Use the accompanying script run_analysis.R to generate two files, UCIHARActivityTidy.csv and UCIHARSubjectTidy.csv. These contain a subset of the UCI HAR dataset, with only the Mean and StdDev variables. The variables are described in CodeBook.md.
This is the original data
To run this script, source into R: source("run_analysis.R")
Steps taken to transform the data into a tidy subset were as follows. These are the steps taken in run_analysis.R
- Merge the data in the test and train datasets into one dataset.
- Extract variables that contained the words "mean()" or "std()".

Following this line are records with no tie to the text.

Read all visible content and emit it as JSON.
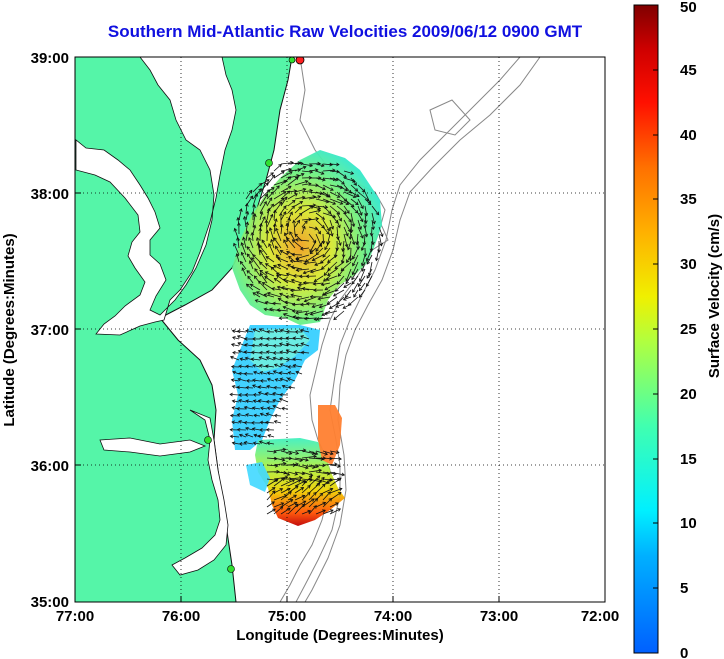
{
  "title": "Southern Mid-Atlantic Raw Velocities 2009/06/12 0900 GMT",
  "xlabel": "Longitude (Degrees:Minutes)",
  "ylabel": "Latitude (Degrees:Minutes)",
  "x_ticks": [
    "77:00",
    "76:00",
    "75:00",
    "74:00",
    "73:00",
    "72:00"
  ],
  "y_ticks": [
    "39:00",
    "38:00",
    "37:00",
    "36:00",
    "35:00"
  ],
  "colorbar": {
    "label": "Surface Velocity (cm/s)",
    "ticks": [
      "0",
      "5",
      "10",
      "15",
      "20",
      "25",
      "30",
      "35",
      "40",
      "45",
      "50"
    ],
    "range": [
      0,
      50
    ]
  },
  "extent": {
    "lon": [
      -77,
      -72
    ],
    "lat": [
      35,
      39
    ]
  },
  "colors": {
    "land": "#55f5a8",
    "title": "#1010e0",
    "coast": "#111111",
    "bathy": "#888888"
  }
}
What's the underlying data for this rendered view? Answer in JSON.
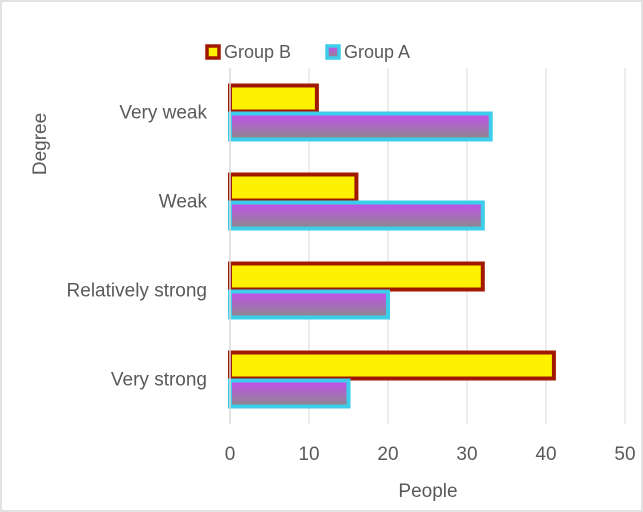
{
  "chart_data": {
    "type": "bar",
    "orientation": "horizontal",
    "title": "",
    "xlabel": "People",
    "ylabel": "Degree",
    "categories": [
      "Very weak",
      "Weak",
      "Relatively strong",
      "Very strong"
    ],
    "series": [
      {
        "name": "Group B",
        "values": [
          11,
          16,
          32,
          41
        ],
        "fill": "#FFF200",
        "border": "#A01800"
      },
      {
        "name": "Group A",
        "values": [
          33,
          32,
          20,
          15
        ],
        "fill_gradient": [
          "#C44DEE",
          "#8B8B8B"
        ],
        "border": "#3CCDEA"
      }
    ],
    "xlim": [
      0,
      50
    ],
    "xticks": [
      "0",
      "10",
      "20",
      "30",
      "40",
      "50"
    ],
    "grid": "vertical",
    "legend_position": "top",
    "legend_order": [
      "Group B",
      "Group A"
    ]
  }
}
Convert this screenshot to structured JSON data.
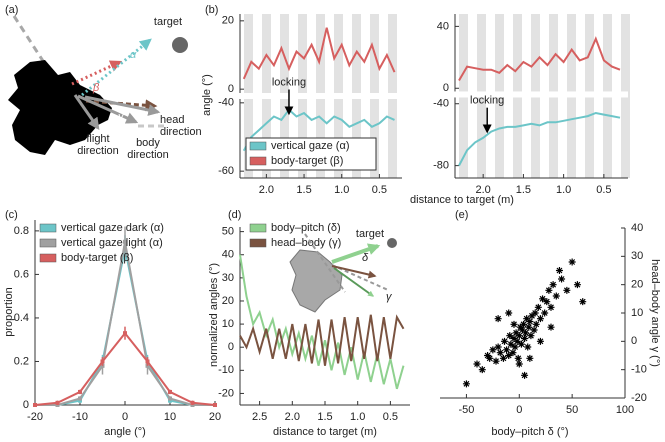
{
  "panel_a": {
    "label": "(a)",
    "target": "target",
    "beta": "β",
    "alpha": "α",
    "gamma": "γ",
    "head_direction": [
      "head",
      "direction"
    ],
    "flight_direction": [
      "flight",
      "direction"
    ],
    "body_direction": [
      "body",
      "direction"
    ]
  },
  "chart_data": [
    {
      "type": "line",
      "panel": "(b)",
      "ylabel": "angle (°)",
      "x": [
        2.3,
        2.2,
        2.1,
        2.0,
        1.9,
        1.8,
        1.7,
        1.6,
        1.5,
        1.4,
        1.3,
        1.2,
        1.1,
        1.0,
        0.9,
        0.8,
        0.7,
        0.6,
        0.5,
        0.4,
        0.3
      ],
      "series": [
        {
          "name": "vertical gaze (α)",
          "color": "#6cc5c8",
          "values": [
            -54,
            -50,
            -48,
            -46,
            -44,
            -45,
            -42,
            -44,
            -43,
            -45,
            -44,
            -46,
            -44,
            -45,
            -47,
            -46,
            -45,
            -47,
            -46,
            -44,
            -45
          ]
        },
        {
          "name": "body-target (β)",
          "color": "#d65f5f",
          "values": [
            3,
            8,
            6,
            10,
            7,
            12,
            6,
            11,
            9,
            13,
            8,
            18,
            9,
            13,
            7,
            11,
            8,
            13,
            6,
            10,
            5
          ]
        }
      ],
      "xlim": [
        2.35,
        0.2
      ],
      "xticks": [
        {
          "value": 2,
          "label": "2.0"
        },
        1.5,
        {
          "value": 1,
          "label": "1.0"
        },
        0.5
      ],
      "ylim": [
        -62,
        22
      ],
      "ybreak": [
        -38,
        -2
      ],
      "yticks": [
        20,
        0,
        -40,
        -60
      ],
      "shading": true,
      "legend": "lower left",
      "annotation": {
        "text": "locking",
        "x": 1.7,
        "y": -44
      }
    },
    {
      "type": "line",
      "xlabel": "distance to target (m)",
      "x": [
        2.3,
        2.2,
        2.1,
        2.0,
        1.9,
        1.8,
        1.7,
        1.6,
        1.5,
        1.4,
        1.3,
        1.2,
        1.1,
        1.0,
        0.9,
        0.8,
        0.7,
        0.6,
        0.5,
        0.4,
        0.3
      ],
      "series": [
        {
          "name": "vertical gaze (α)",
          "color": "#6cc5c8",
          "values": [
            -80,
            -70,
            -65,
            -62,
            -58,
            -56,
            -55,
            -55,
            -54,
            -53,
            -54,
            -52,
            -52,
            -51,
            -50,
            -49,
            -48,
            -46,
            -47,
            -48,
            -49
          ]
        },
        {
          "name": "body-target (β)",
          "color": "#d65f5f",
          "values": [
            5,
            14,
            13,
            12,
            12,
            10,
            15,
            11,
            17,
            14,
            20,
            15,
            22,
            17,
            25,
            18,
            20,
            32,
            18,
            14,
            12
          ]
        }
      ],
      "xlim": [
        2.35,
        0.2
      ],
      "xticks": [
        {
          "value": 2,
          "label": "2.0"
        },
        1.5,
        {
          "value": 1,
          "label": "1.0"
        },
        0.5
      ],
      "ylim": [
        -88,
        48
      ],
      "ybreak": [
        -34,
        -4
      ],
      "yticks": [
        40,
        0,
        -40,
        -80
      ],
      "shading": true,
      "annotation": {
        "text": "locking",
        "x": 1.95,
        "y": -60
      }
    },
    {
      "type": "line",
      "panel": "(c)",
      "xlabel": "angle (°)",
      "ylabel": "proportion",
      "x": [
        -20,
        -15,
        -10,
        -5,
        0,
        5,
        10,
        15,
        20
      ],
      "series": [
        {
          "name": "vertical gaze dark (α)",
          "color": "#6cc5c8",
          "values": [
            0,
            0,
            0.02,
            0.2,
            0.72,
            0.2,
            0.02,
            0,
            0
          ],
          "errors": [
            0,
            0,
            0.01,
            0.03,
            0.06,
            0.03,
            0.01,
            0,
            0
          ]
        },
        {
          "name": "vertical gaze light (α)",
          "color": "#a0a0a0",
          "values": [
            0,
            0,
            0.03,
            0.18,
            0.75,
            0.18,
            0.03,
            0,
            0
          ],
          "errors": [
            0,
            0,
            0.01,
            0.04,
            0.07,
            0.04,
            0.01,
            0,
            0
          ]
        },
        {
          "name": "body-target (β)",
          "color": "#d65f5f",
          "values": [
            0,
            0.01,
            0.06,
            0.2,
            0.33,
            0.2,
            0.06,
            0.01,
            0
          ],
          "errors": [
            0,
            0.01,
            0.01,
            0.02,
            0.03,
            0.02,
            0.01,
            0.01,
            0
          ]
        }
      ],
      "xlim": [
        -20,
        20
      ],
      "xticks": [
        -20,
        -10,
        0,
        10,
        20
      ],
      "ylim": [
        0,
        0.85
      ],
      "yticks": [
        0,
        0.2,
        0.4,
        0.6,
        0.8
      ],
      "legend": "upper left"
    },
    {
      "type": "line",
      "panel": "(d)",
      "xlabel": "distance to target (m)",
      "ylabel": "normalized angles (°)",
      "x": [
        2.8,
        2.7,
        2.6,
        2.5,
        2.4,
        2.3,
        2.2,
        2.1,
        2.0,
        1.9,
        1.8,
        1.7,
        1.6,
        1.5,
        1.4,
        1.3,
        1.2,
        1.1,
        1.0,
        0.9,
        0.8,
        0.7,
        0.6,
        0.5,
        0.4,
        0.3
      ],
      "series": [
        {
          "name": "body–pitch (δ)",
          "color": "#8fd18f",
          "values": [
            40,
            22,
            10,
            15,
            5,
            12,
            0,
            8,
            -3,
            6,
            -5,
            5,
            -8,
            3,
            -10,
            2,
            -12,
            0,
            -14,
            -2,
            -15,
            -3,
            -16,
            -5,
            -18,
            -8
          ]
        },
        {
          "name": "head–body (γ)",
          "color": "#7a5340",
          "values": [
            5,
            0,
            8,
            -2,
            8,
            -5,
            8,
            -5,
            10,
            -6,
            10,
            -7,
            12,
            -8,
            12,
            -7,
            13,
            -6,
            13,
            -5,
            14,
            -6,
            13,
            -5,
            13,
            8
          ]
        }
      ],
      "xlim": [
        2.8,
        0.2
      ],
      "xticks": [
        2.5,
        {
          "value": 2,
          "label": "2.0"
        },
        1.5,
        {
          "value": 1,
          "label": "1.0"
        },
        0.5
      ],
      "ylim": [
        -25,
        52
      ],
      "yticks": [
        -20,
        -10,
        0,
        10,
        20,
        30,
        40,
        50
      ],
      "legend": "upper left",
      "inset": {
        "target": "target",
        "delta": "δ",
        "gamma": "γ"
      }
    },
    {
      "type": "scatter",
      "panel": "(e)",
      "xlabel": "body–pitch δ (°)",
      "ylabel": "head–body angle γ (°)",
      "color": "#000000",
      "yaxis": "right",
      "x": [
        -40,
        -35,
        -30,
        -28,
        -25,
        -22,
        -20,
        -18,
        -15,
        -14,
        -12,
        -10,
        -9,
        -8,
        -6,
        -5,
        -4,
        -3,
        -2,
        -1,
        0,
        1,
        2,
        3,
        4,
        5,
        6,
        7,
        8,
        9,
        10,
        11,
        12,
        14,
        15,
        16,
        18,
        20,
        22,
        24,
        26,
        28,
        30,
        32,
        35,
        38,
        40,
        45,
        50,
        55,
        -50,
        -10,
        5,
        20,
        0,
        -5,
        10,
        60,
        30,
        -20
      ],
      "values": [
        -8,
        -10,
        -5,
        -6,
        -3,
        -7,
        -2,
        -4,
        -6,
        0,
        -3,
        -5,
        2,
        -1,
        -4,
        1,
        -2,
        3,
        0,
        -6,
        2,
        5,
        -1,
        4,
        6,
        1,
        3,
        8,
        -2,
        5,
        7,
        2,
        9,
        4,
        10,
        6,
        12,
        8,
        15,
        10,
        14,
        18,
        12,
        20,
        16,
        25,
        22,
        18,
        28,
        20,
        -15,
        10,
        -12,
        0,
        -8,
        6,
        -6,
        14,
        5,
        8
      ],
      "xlim": [
        -75,
        100
      ],
      "xticks": [
        -50,
        0,
        50,
        100
      ],
      "ylim": [
        -20,
        40
      ],
      "yticks": [
        -20,
        -10,
        0,
        10,
        20,
        30,
        40
      ]
    }
  ]
}
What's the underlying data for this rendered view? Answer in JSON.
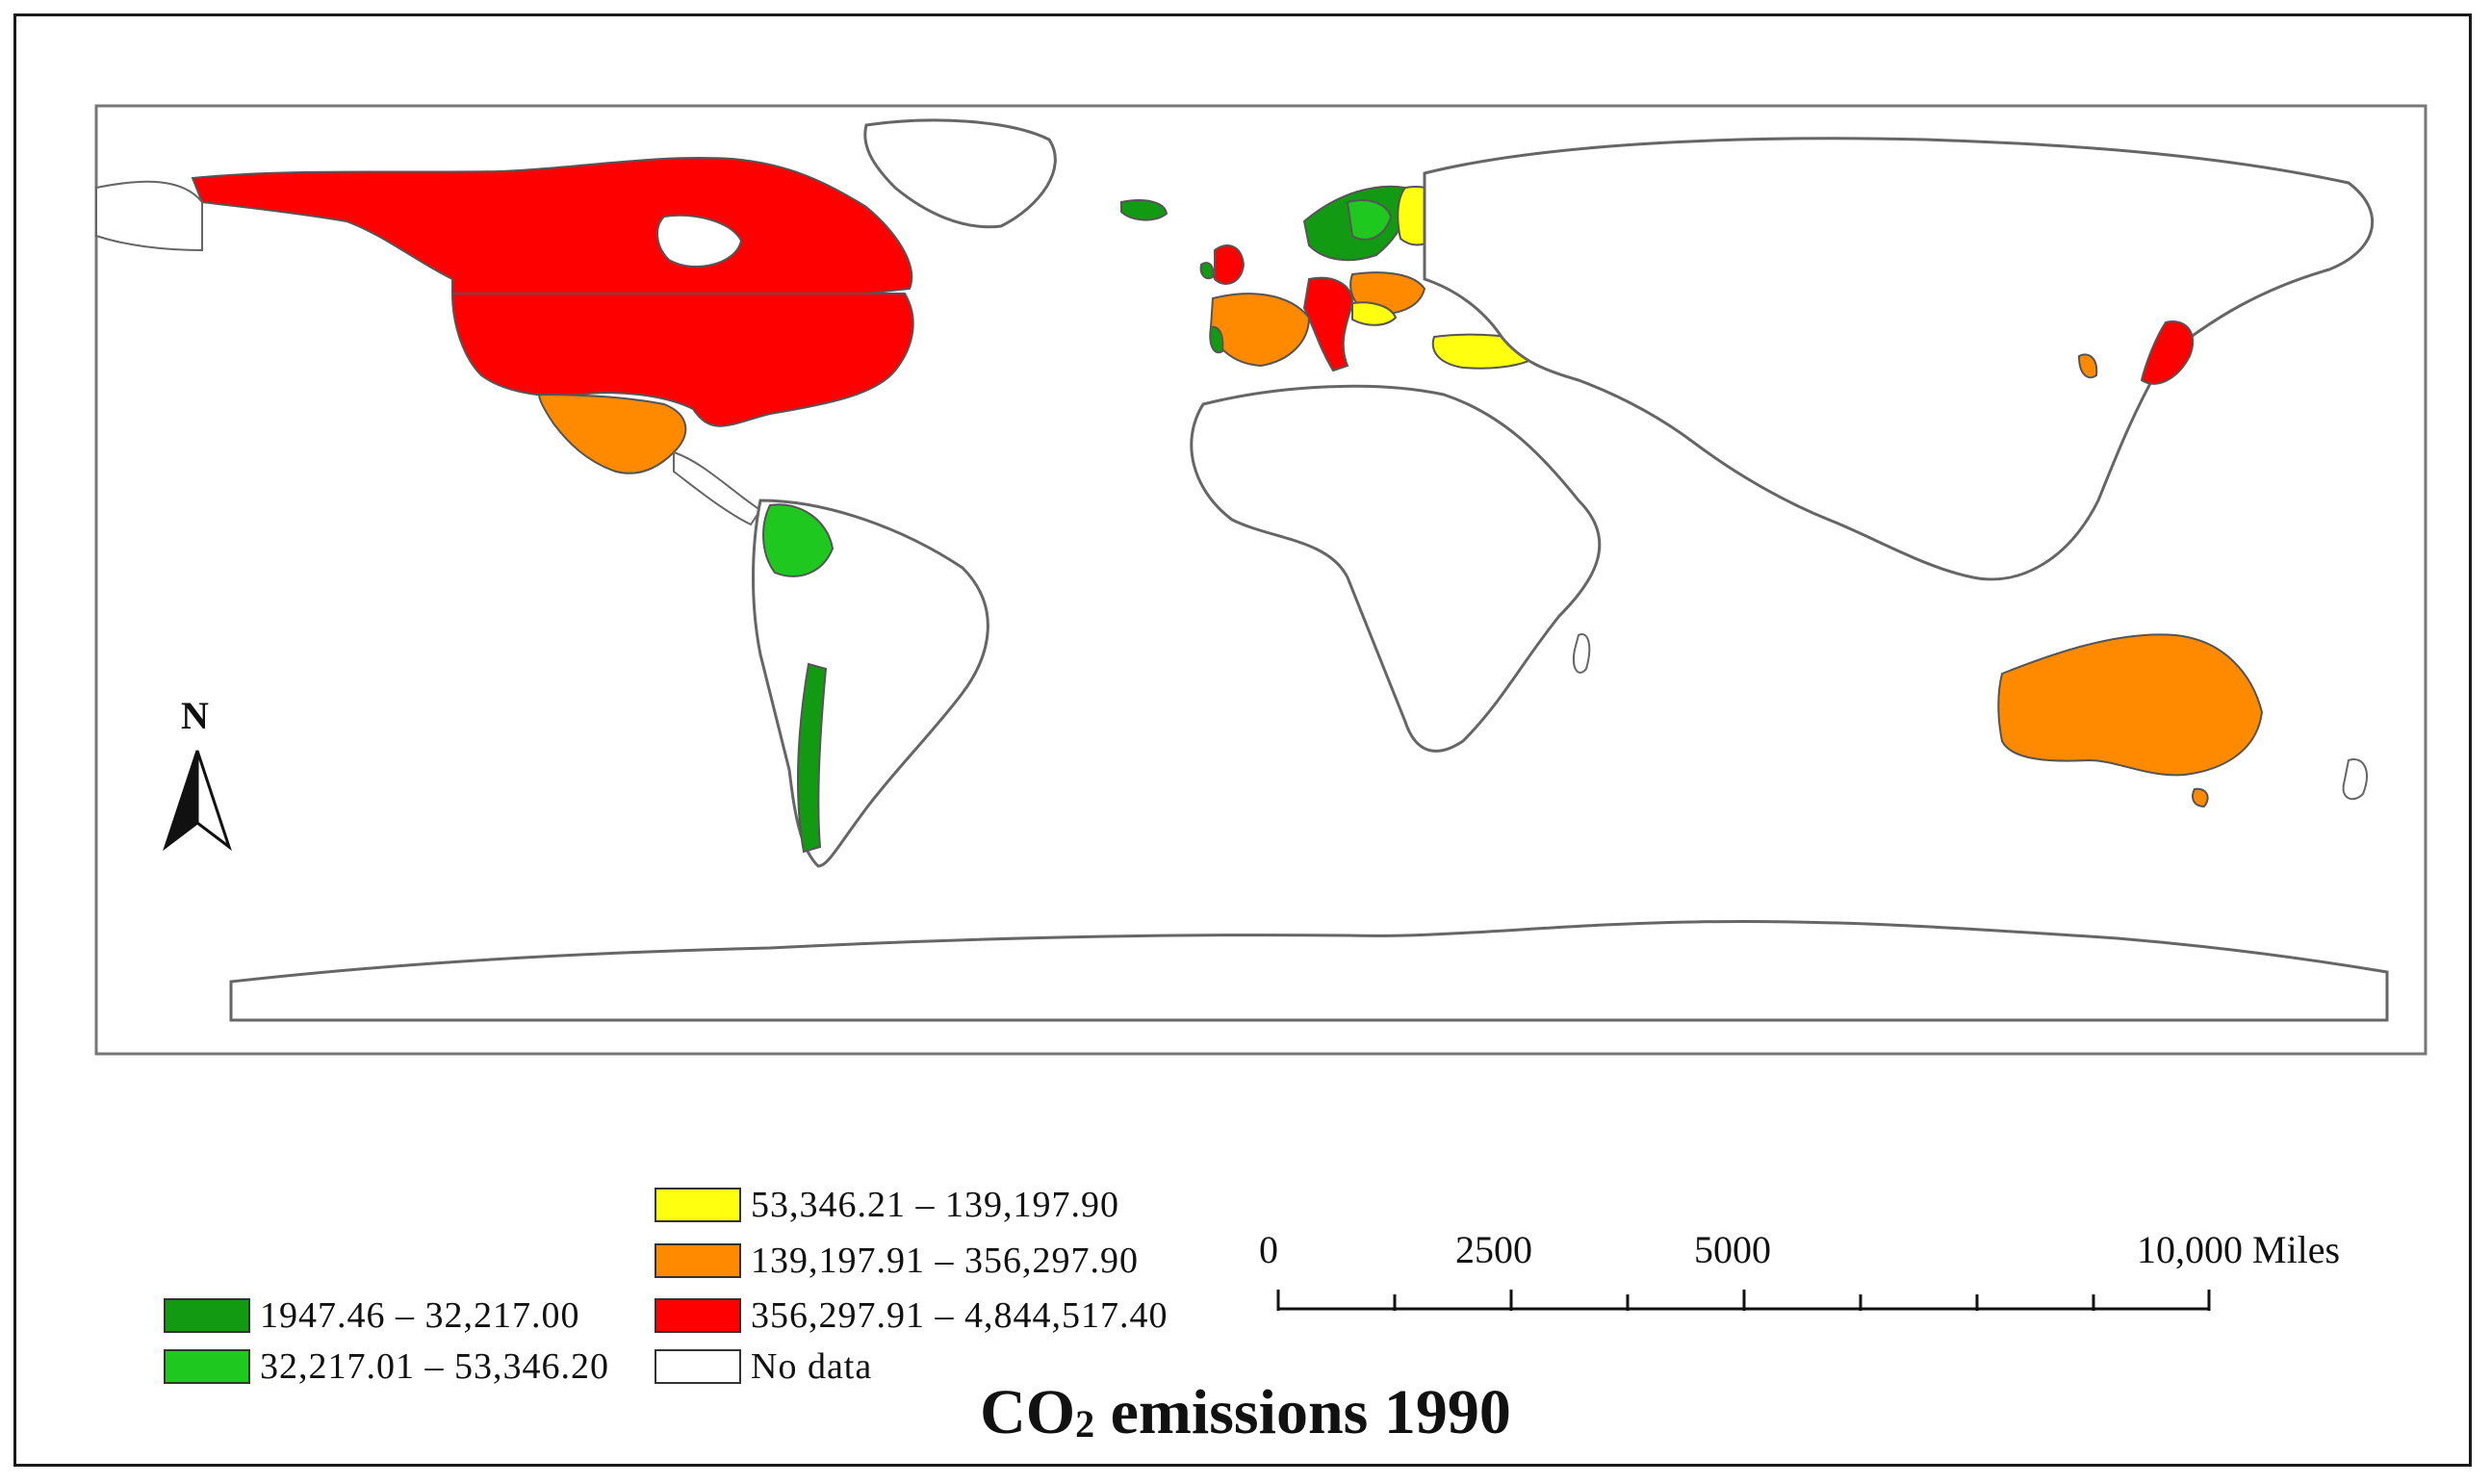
{
  "map": {
    "title_prefix": "CO",
    "title_sub": "2",
    "title_suffix": " emissions 1990",
    "north_label": "N",
    "classes": [
      {
        "label": "1947.46 – 32,217.00",
        "color": "#139a13"
      },
      {
        "label": "32,217.01 – 53,346.20",
        "color": "#1ec81e"
      },
      {
        "label": "53,346.21 – 139,197.90",
        "color": "#ffff10"
      },
      {
        "label": "139,197.91 – 356,297.90",
        "color": "#ff8a00"
      },
      {
        "label": "356,297.91 – 4,844,517.40",
        "color": "#ff0000"
      },
      {
        "label": "No data",
        "color": "#ffffff"
      }
    ],
    "scale": {
      "unit": "Miles",
      "labels": [
        "0",
        "2500",
        "5000",
        "10,000 Miles"
      ]
    },
    "colors": {
      "border": "#555555",
      "land_nodata": "#ffffff",
      "outline": "#666666"
    }
  }
}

- Add descriptive activity names, by substituting the activity names for their numbers
- Add more descriptive variable names:
- replace t[Variable Name] with Time[Variable Name]
- replace f[Variable Name] with Frequency[Variable Name]
- replace Acc with Accelerometer
- make variable names suitable to be used as R symbols (eg remove "-") and then remove '.', concatenating the parts of the name with capitalized first letters for each word
- Output this subset of the dataset as csv file UCIHARSubset.csv
- Find the mean of each variable, when grouped by activity and grouped by Subject. Output these in two tidy datasets named UCIHARSubjectTidy.csv and UCIHARActivityTidy.csv.